The Lord says, And he that taketh not his cross, and followeth after me, is not worthy of me. This cross consists in many things. It is not only some kind of terrible suffering, but daily faithfulness to Christ is also a cross. The cross of sickness, the cross of various relationships with our close ones, the cross of our neighbors or relatives, who can have at times unpleasant personalities or very bad manners. It can be our children’s illnesses, or perhaps our boss’s difficult character. All of this and much more make up our cross. But first of all, our cross is the labor of being attentive in our hearts to God, the ability to preserve our minds from sinful thoughts—this is the tension and bitterness that can be the heaviest cross in our following after Christ. And without accepting this cross, without the desire and resolve to be with God and endure everything necessary in order to be with Christ, we are not worthy of Christ; we will not be capable of uniting with Him or even being close to Him.

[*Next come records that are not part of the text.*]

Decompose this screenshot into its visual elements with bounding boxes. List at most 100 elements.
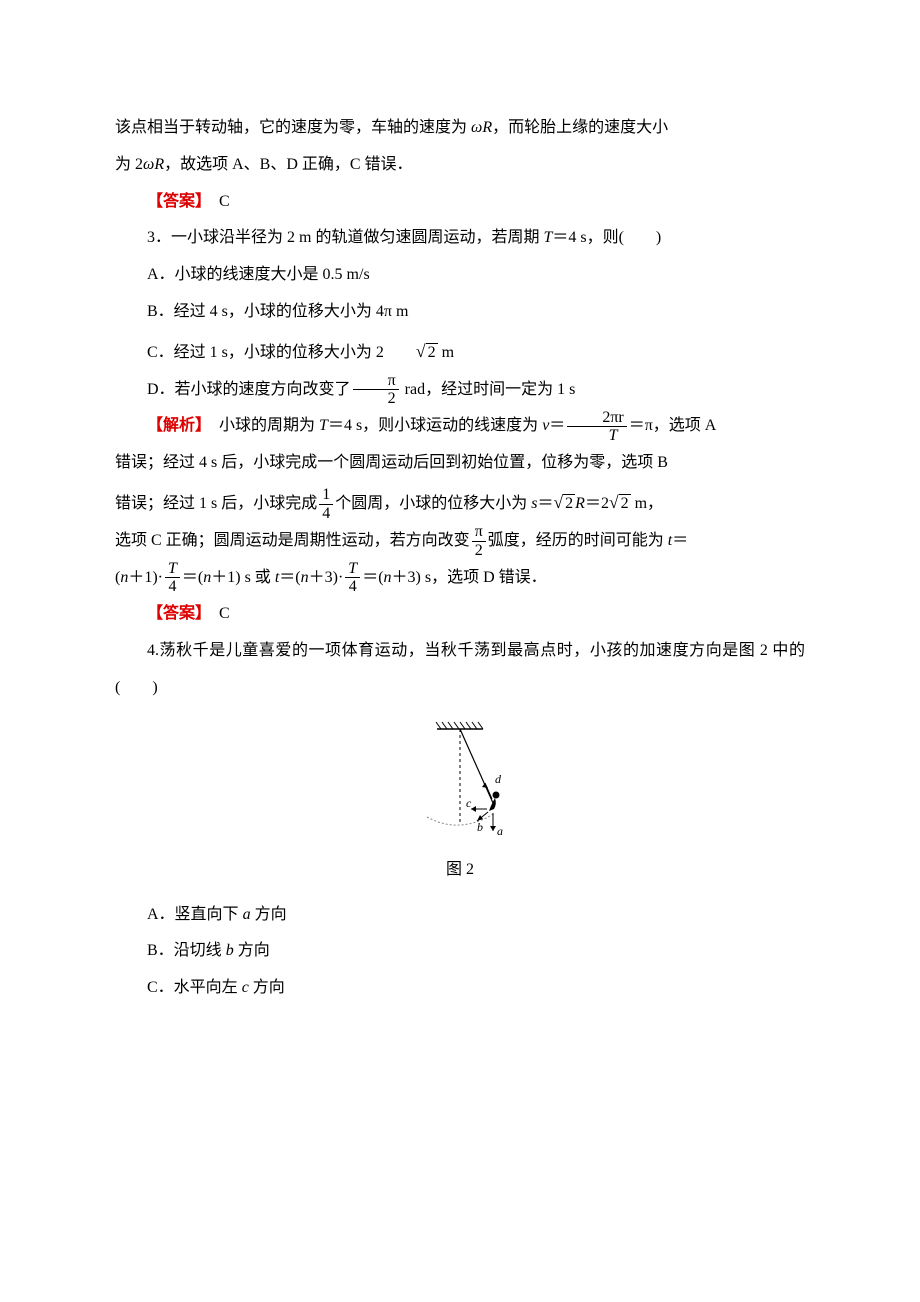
q3-stem-a: 3．一小球沿半径为 2 m 的轨道做匀速圆周运动，若周期 [147,229,543,246]
q4-B-a: B．沿切线 [147,942,226,959]
q4-C-b: 方向 [249,979,285,996]
a3-l5f: ＋3)· [309,569,344,586]
q4-opt-C: C．水平向左 c 方向 [115,970,805,1007]
q3-C-a: C．经过 1 s，小球的位移大小为 2 [147,344,384,361]
answer-2: 【答案】 C [115,184,805,221]
a3-T1: T [319,417,328,434]
label-c: c [466,796,472,810]
intro-text-1a: 该点相当于转动轴，它的速度为零，车轴的速度为 [115,119,471,136]
answer-3-value: C [219,605,230,622]
q4-stem: 4.荡秋千是儿童喜爱的一项体育运动，当秋千荡到最高点时，小孩的加速度方向是图 2… [115,633,805,707]
q4-B-i: b [226,942,234,959]
a3-t2: ＝4 s，则小球运动的线速度为 [328,417,542,434]
q3-opt-C: C．经过 1 s，小球的位移大小为 2 2 m [115,331,805,372]
child-body [489,798,496,811]
q3-C-sqrt: 2 [384,331,438,372]
q3-D-b: rad，经过时间一定为 1 s [401,381,576,398]
q3-D-num: π [353,372,399,391]
a3-l3b: 个圆周，小球的位移大小为 [335,495,531,512]
q4-C-a: C．水平向左 [147,979,242,996]
a3-R: R [575,495,585,512]
a3-l4b: 弧度，经历的时间可能为 [488,532,668,549]
a3-l5b: ＋1)· [128,569,163,586]
q3-C-rad: 2 [426,343,438,361]
a3-frac4-num: T [165,560,180,579]
a3-l3c: ＝ [537,495,553,512]
a3-n4: n [384,569,392,586]
a3-n3: n [301,569,309,586]
arrow-a-head [490,826,496,831]
label-d: d [495,772,502,786]
q4-B-b: 方向 [234,942,270,959]
q3-stem-b: ＝4 s，则( ) [552,229,661,246]
a3-frac1: 2πrT [567,409,626,445]
a3-frac3: π2 [472,523,486,559]
a3-frac3-den: 2 [472,542,486,560]
q4-opt-B: B．沿切线 b 方向 [115,933,805,970]
swing-diagram: d c b a [395,717,525,847]
intro-line-1: 该点相当于转动轴，它的速度为零，车轴的速度为 ωR，而轮胎上缘的速度大小 [115,110,805,147]
answer-2-value: C [219,193,230,210]
a3-t3: ＝π，选项 A [629,417,717,434]
a3-sqrt2a-rad: 2 [563,494,575,512]
arrow-d-head [482,783,488,788]
a3-frac4: T4 [165,560,180,596]
intro-text-2b: ，故选项 A、B、D 正确，C 错误． [164,156,412,173]
arrow-c-head [471,806,476,812]
analysis-3-label: 【解析】 [147,417,203,434]
a3-eq1: ＝ [549,417,565,434]
label-a: a [497,824,503,838]
intro-omegaR-1: ωR [471,119,492,136]
a3-l5d: ＋1) s 或 [211,569,275,586]
swing-rope [460,729,493,803]
q3-D-a: D．若小球的速度方向改变了 [147,381,351,398]
a3-frac5-den: 4 [345,578,360,596]
intro-line-2: 为 2ωR，故选项 A、B、D 正确，C 错误． [115,147,805,184]
a3-frac1-num: 2πr [567,409,626,428]
answer-3-label: 【答案】 [147,605,203,622]
answer-3: 【答案】 C [115,596,805,633]
analysis-3-line3: 错误；经过 1 s 后，小球完成14个圆周，小球的位移大小为 s＝2R＝22 m… [115,482,805,523]
a3-sqrt2b-rad: 2 [619,494,631,512]
a3-l4c: ＝ [672,532,688,549]
intro-omegaR-2: ωR [143,156,164,173]
q3-opt-B: B．经过 4 s，小球的位移大小为 4π m [115,294,805,331]
a3-sqrt2a: 2 [554,482,576,523]
a3-l4a: 选项 C 正确；圆周运动是周期性运动，若方向改变 [115,532,470,549]
q4-C-i: c [242,979,249,996]
a3-l5h: ＋3) s，选项 D 错误． [392,569,547,586]
q3-opt-A: A．小球的线速度大小是 0.5 m/s [115,257,805,294]
a3-frac5: T4 [345,560,360,596]
q4-figure-caption: 图 2 [115,852,805,889]
q3-D-den: 2 [353,390,399,408]
a3-l3d: ＝2 [585,495,609,512]
a3-l5g: ＝( [362,569,383,586]
a3-l5c: ＝( [182,569,203,586]
answer-2-label: 【答案】 [147,193,203,210]
intro-text-2a: 为 2 [115,156,143,173]
a3-frac1-num-txt: 2πr [602,409,623,426]
q3-stem: 3．一小球沿半径为 2 m 的轨道做匀速圆周运动，若周期 T＝4 s，则( ) [115,220,805,257]
q3-C-b: m [438,344,454,361]
a3-l3e: m， [631,495,663,512]
q3-opt-D: D．若小球的速度方向改变了π2 rad，经过时间一定为 1 s [115,372,805,409]
q4-figure: d c b a [115,717,805,847]
q4-opt-A: A．竖直向下 a 方向 [115,897,805,934]
q4-A-i: a [243,906,251,923]
q3-D-frac: π2 [353,372,399,408]
a3-frac5-num: T [345,560,360,579]
a3-l5e: ＝( [279,569,300,586]
a3-sqrt2b: 2 [609,482,631,523]
analysis-3-line2: 错误；经过 4 s 后，小球完成一个圆周运动后回到初始位置，位移为零，选项 B [115,445,805,482]
analysis-3-line5: (n＋1)·T4＝(n＋1) s 或 t＝(n＋3)·T4＝(n＋3) s，选项… [115,560,805,597]
intro-text-1b: ，而轮胎上缘的速度大小 [492,119,668,136]
a3-frac2-den: 4 [319,505,333,523]
a3-frac1-den: T [567,427,626,445]
a3-l3a: 错误；经过 1 s 后，小球完成 [115,495,317,512]
a3-frac2: 14 [319,486,333,522]
a3-frac2-num: 1 [319,486,333,505]
analysis-3-line1: 【解析】 小球的周期为 T＝4 s，则小球运动的线速度为 v＝2πrT＝π，选项… [115,408,805,445]
child-head [493,791,500,798]
a3-frac4-den: 4 [165,578,180,596]
q4-A-a: A．竖直向下 [147,906,243,923]
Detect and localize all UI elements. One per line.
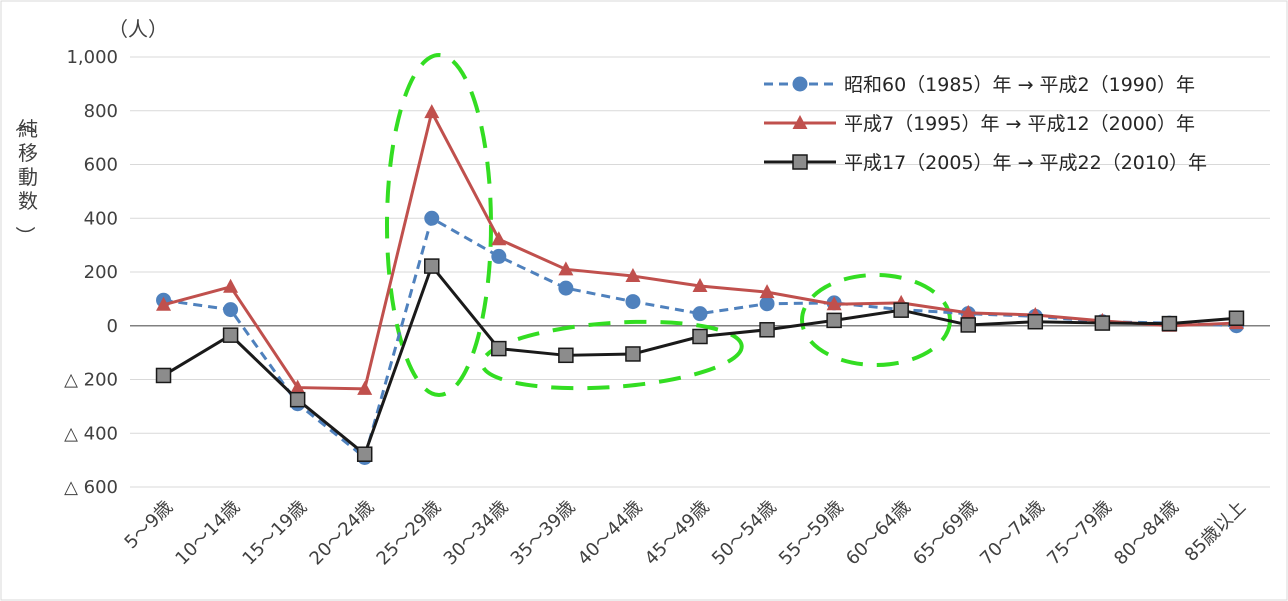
- data-point: [290, 379, 306, 394]
- legend-item: 昭和60（1985）年 → 平成2（1990）年: [764, 74, 1195, 96]
- data-point: [792, 76, 808, 92]
- data-point: [960, 304, 976, 319]
- data-point: [625, 294, 641, 310]
- data-point: [156, 296, 172, 311]
- data-point: [692, 277, 708, 292]
- data-point: [424, 104, 440, 119]
- data-point: [424, 258, 440, 274]
- data-point: [222, 327, 239, 343]
- data-point: [692, 306, 708, 322]
- data-point: [792, 115, 808, 129]
- data-point: [625, 346, 641, 362]
- series-line: [163, 216, 1237, 459]
- data-point: [155, 367, 172, 384]
- y-tick-label: 400: [84, 208, 118, 229]
- data-point: [223, 302, 239, 318]
- data-point: [826, 312, 842, 329]
- data-point: [759, 296, 775, 312]
- data-point: [1161, 315, 1178, 332]
- data-point: [357, 380, 373, 395]
- data-point: [759, 284, 775, 299]
- y-tick-label: 200: [84, 262, 118, 283]
- data-point: [289, 391, 306, 408]
- legend-label: 平成17（2005）年 → 平成22（2010）年: [844, 152, 1207, 174]
- series-3: [155, 258, 1245, 462]
- y-tick-label: 800: [84, 101, 118, 122]
- data-point: [1228, 310, 1245, 326]
- y-tick-label: 600: [84, 155, 118, 176]
- data-point: [625, 268, 641, 283]
- legend-label: 昭和60（1985）年 → 平成2（1990）年: [844, 74, 1195, 96]
- legend-item: 平成17（2005）年 → 平成22（2010）年: [764, 152, 1207, 174]
- legend-label: 平成7（1995）年 → 平成12（2000）年: [844, 113, 1195, 135]
- y-unit-label: （人）: [108, 17, 168, 41]
- data-point: [960, 317, 976, 333]
- data-point: [759, 322, 775, 338]
- y-tick-label: 0: [107, 316, 118, 337]
- y-tick-label: 1,000: [66, 47, 118, 68]
- annotation-ellipse: [480, 319, 744, 391]
- y-tick-label: △ 200: [64, 370, 118, 391]
- data-point: [558, 280, 574, 296]
- data-point: [1094, 315, 1111, 331]
- data-point: [692, 328, 708, 345]
- data-point: [424, 210, 440, 226]
- data-point: [491, 248, 507, 264]
- data-point: [558, 347, 574, 364]
- y-tick-label: △ 600: [64, 477, 118, 498]
- data-point: [223, 278, 239, 293]
- y-axis-title: （純移動数）: [13, 112, 38, 246]
- data-point: [826, 296, 842, 311]
- data-point: [1027, 313, 1044, 330]
- y-axis-title-text: （純移動数）: [13, 112, 38, 246]
- data-point: [491, 340, 507, 357]
- data-point: [893, 302, 909, 318]
- y-tick-label: △ 400: [64, 423, 118, 444]
- data-point: [558, 261, 574, 276]
- data-point: [356, 446, 373, 462]
- data-point: [792, 154, 808, 170]
- legend-item: 平成7（1995）年 → 平成12（2000）年: [764, 113, 1195, 135]
- data-point: [491, 231, 507, 246]
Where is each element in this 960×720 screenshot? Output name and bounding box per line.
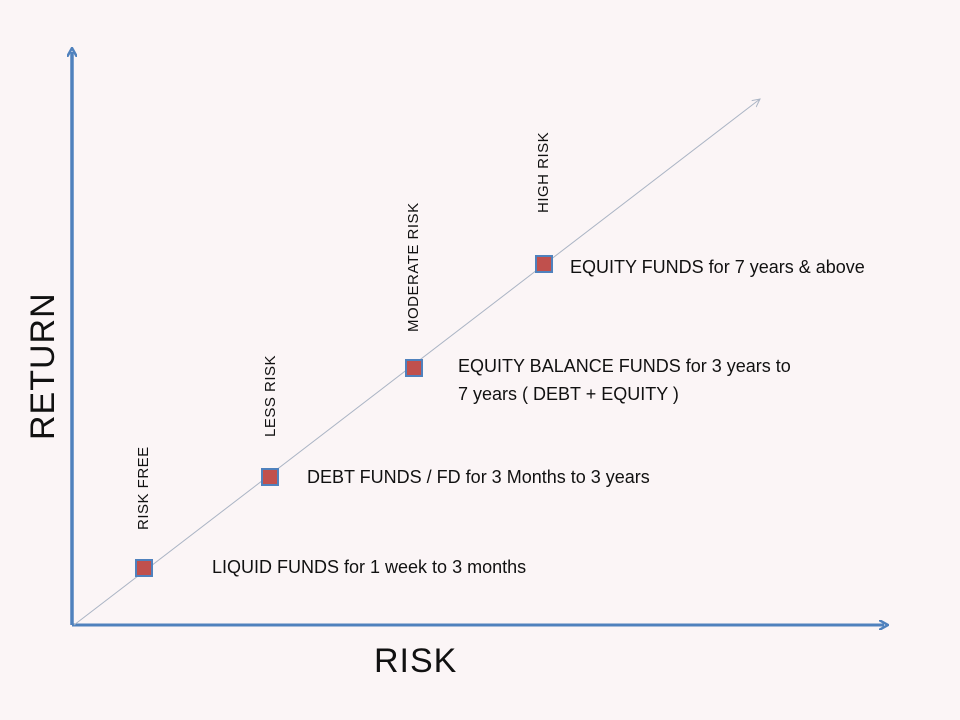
description-equity-balance-funds: EQUITY BALANCE FUNDS for 3 years to 7 ye… (458, 352, 858, 408)
marker-risk-free (135, 559, 153, 577)
description-equity-funds: EQUITY FUNDS for 7 years & above (570, 257, 865, 277)
x-axis-title: RISK (374, 642, 458, 680)
risk-level-moderate-risk: MODERATE RISK (405, 202, 422, 332)
risk-level-less-risk: LESS RISK (262, 354, 279, 437)
description-liquid-funds: LIQUID FUNDS for 1 week to 3 months (212, 557, 527, 577)
marker-high-risk (535, 255, 553, 273)
marker-moderate-risk (405, 359, 423, 377)
description-equity-balance-line1: EQUITY BALANCE FUNDS for 3 years to (458, 356, 791, 376)
risk-level-risk-free: RISK FREE (135, 446, 152, 530)
y-axis-title: RETURN (24, 292, 62, 440)
description-equity-balance-line2: 7 years ( DEBT + EQUITY ) (458, 384, 679, 404)
marker-less-risk (261, 468, 279, 486)
risk-level-high-risk: HIGH RISK (535, 131, 552, 213)
description-debt-funds: DEBT FUNDS / FD for 3 Months to 3 years (307, 467, 650, 487)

This is what Christ calls us to. This is what the apostle Peter says: “We have left everything”. And the Lord assures him That ye which have followed me, in the regeneration when the Son of man shall sit in the throne of his glory, ye also shall sit upon twelve thrones, judging the twelve tribes of Israel. And every one that hath forsaken houses, or brethren, or sisters, or father, or mother, or wife, or children, or lands, for my name's sake, shall receive an hundredfold, and shall inherit everlasting life (Mt. 19:28-29). Without this promise any renunciation is impossible in our earthly lives. But this promise is immutable. Christ gives us so much, but we are ready to accept so little from Him. How narrow our hearts are at times, that this generosity, this fullness of divine gifts does not fit in them. And there is a lesson from the Lord in this Gospel reading, that we might realize this and correct ourselves to at least some small degree. After all, the Lord says, and the last shall be first, and the first shall be last. The Lord does not judge by externals but by the state of a person’s heart and soul, according to what is going on within, what thoughts he has. It is not those with some high rank, high salary, and many possessions who will be first. First of all will be those who consider themselves to be the last before God—those, as we heard in the Epistle reading, of whom the whole world is not worthy, those who wandered in deserts, and in mountains, and in dens and caves of the earth (Heb. 11:38). Those whom the world in its madness did not recognize, but whose minds were made foolish for the sake of God’s wisdom. Those are the ones who will be first at God’s judgment.
May God grant that we too would obtain this foolishness for Christ’s sake, this wisdom of Christ—may it make us also, at least to some small degree, aware of ourselves as the last in this world. May we too appear among the ranks of those followers of Christ, those whom we celebrate today—all the saints who pleased God throughout the ages. Amen.